IT can be hard to visualise just how fast modern race cars are sometimes.
Tracks with huge run-offs, a lack of door-bashing racing, and wide camera angles do a good job of hiding the fact motorsport is faster now than ever before.
Indycar has found a solution – the Visor Cam. Okay, so it isn’t completely new, with the series pumping out a number of videos over the years from this angle. But hot diggity, if it isn’t the best footage in motorsport.
While most onboard shots give you a good feel of what is going on, the visor cam gives you a real drivers’ eye view. You get a sense of the violence that accompanies speed, with the camera moving with the drivers head as it is buffeted by the wind.
This footage of Ryan Hunter-Reay at Barber Motorsports Park almost looks sped up. But you can be rest assured, it isn’t!

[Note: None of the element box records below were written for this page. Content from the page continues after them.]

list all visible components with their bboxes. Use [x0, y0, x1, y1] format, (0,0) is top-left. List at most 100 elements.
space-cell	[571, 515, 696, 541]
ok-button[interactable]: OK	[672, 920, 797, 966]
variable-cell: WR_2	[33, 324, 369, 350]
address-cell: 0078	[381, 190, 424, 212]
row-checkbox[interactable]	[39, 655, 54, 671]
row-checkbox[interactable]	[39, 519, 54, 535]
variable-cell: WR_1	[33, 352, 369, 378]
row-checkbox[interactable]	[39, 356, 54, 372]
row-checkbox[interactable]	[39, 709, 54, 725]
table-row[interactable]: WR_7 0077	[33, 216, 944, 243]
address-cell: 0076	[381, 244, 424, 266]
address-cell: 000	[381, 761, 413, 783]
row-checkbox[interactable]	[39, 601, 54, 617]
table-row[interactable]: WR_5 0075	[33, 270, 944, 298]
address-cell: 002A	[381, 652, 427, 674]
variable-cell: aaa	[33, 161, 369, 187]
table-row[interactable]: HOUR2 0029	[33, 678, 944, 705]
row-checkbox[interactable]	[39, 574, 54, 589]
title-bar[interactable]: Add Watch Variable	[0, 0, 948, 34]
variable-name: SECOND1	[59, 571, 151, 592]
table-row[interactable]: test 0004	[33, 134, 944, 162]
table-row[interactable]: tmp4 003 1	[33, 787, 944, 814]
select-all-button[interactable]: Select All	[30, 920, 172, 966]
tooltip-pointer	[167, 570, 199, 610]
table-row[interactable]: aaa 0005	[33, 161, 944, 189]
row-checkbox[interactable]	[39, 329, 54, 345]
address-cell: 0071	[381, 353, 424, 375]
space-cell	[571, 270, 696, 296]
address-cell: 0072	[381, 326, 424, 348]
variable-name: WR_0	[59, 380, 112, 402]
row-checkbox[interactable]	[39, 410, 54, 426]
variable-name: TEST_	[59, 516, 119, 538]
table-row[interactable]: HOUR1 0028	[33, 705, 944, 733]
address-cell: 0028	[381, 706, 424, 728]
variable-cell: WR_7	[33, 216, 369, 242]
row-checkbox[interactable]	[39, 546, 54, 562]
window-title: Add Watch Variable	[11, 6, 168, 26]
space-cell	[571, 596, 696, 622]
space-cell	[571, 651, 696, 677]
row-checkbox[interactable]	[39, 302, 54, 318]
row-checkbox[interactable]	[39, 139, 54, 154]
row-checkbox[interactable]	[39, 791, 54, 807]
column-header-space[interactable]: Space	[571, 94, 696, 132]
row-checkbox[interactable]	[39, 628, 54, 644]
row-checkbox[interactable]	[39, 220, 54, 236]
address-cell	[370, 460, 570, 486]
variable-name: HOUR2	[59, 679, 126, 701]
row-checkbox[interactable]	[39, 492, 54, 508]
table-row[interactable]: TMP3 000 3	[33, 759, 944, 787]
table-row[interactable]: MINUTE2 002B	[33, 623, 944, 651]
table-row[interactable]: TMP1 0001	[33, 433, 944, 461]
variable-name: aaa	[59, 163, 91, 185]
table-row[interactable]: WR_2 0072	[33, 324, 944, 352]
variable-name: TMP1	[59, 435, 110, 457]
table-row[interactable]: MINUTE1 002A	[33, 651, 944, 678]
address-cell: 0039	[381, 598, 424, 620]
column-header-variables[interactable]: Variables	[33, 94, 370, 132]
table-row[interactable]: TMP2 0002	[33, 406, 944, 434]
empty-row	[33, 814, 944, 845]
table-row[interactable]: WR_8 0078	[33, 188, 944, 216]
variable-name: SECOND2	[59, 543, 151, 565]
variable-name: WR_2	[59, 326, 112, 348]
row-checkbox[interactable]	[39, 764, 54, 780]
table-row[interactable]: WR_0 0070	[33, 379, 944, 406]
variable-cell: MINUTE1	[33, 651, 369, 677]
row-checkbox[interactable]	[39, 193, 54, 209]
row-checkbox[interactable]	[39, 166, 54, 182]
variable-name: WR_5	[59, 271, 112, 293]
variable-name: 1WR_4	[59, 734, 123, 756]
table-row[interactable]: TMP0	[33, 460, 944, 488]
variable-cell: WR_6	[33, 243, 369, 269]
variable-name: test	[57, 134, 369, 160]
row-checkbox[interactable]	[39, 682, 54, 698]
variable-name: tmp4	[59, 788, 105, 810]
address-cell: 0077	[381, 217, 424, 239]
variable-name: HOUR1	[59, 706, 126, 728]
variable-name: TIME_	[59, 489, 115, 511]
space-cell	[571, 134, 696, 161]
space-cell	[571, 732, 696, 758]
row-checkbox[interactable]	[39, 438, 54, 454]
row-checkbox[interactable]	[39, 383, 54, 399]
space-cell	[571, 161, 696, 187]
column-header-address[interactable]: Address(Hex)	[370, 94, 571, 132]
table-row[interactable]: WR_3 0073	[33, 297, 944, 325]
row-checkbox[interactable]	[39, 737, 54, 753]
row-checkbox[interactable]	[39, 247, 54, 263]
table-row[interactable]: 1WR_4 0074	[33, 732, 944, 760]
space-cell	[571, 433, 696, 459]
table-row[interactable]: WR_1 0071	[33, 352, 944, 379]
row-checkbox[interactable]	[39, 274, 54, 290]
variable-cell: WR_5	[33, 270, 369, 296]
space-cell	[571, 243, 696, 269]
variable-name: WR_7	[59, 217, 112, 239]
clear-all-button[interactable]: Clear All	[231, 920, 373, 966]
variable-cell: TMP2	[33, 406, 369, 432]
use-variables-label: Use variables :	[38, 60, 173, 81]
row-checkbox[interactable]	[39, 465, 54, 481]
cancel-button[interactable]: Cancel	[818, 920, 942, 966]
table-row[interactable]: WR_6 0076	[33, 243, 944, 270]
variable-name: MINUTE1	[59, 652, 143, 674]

The Visor Cam also helps demonstrate the unique challenge of oval racing. The North American favourite is oft ridiculed for simply being a continues procession of left turns.
But as this Visor Cam of Graham Rahal at Phoenix Raceway proves, it is anything but.
Drivers are dealing with an incredible 4.1G in the turns, wrestling the cars to stay on the right line, searching for where the rubber is, and battling with wind and aero wash from other cars.
Then you have Rahal again at Sebring International Raceway.
Sebring is infamous for its brain rattling bumps, and this is illustrated beautifully in the clip, with Rahal shaken harder than a maraca in a mariachi band.
Finally, Hunter-Rey returns to give a drivers-eye perspective of the St. Petersburg race track.
Try not to wince as he races towards concrete walls at an incredible speed, all the while wrestling a steering wheel that appears to want to do anything but obey his command.
Long live the Visor Cam. F1, take it now.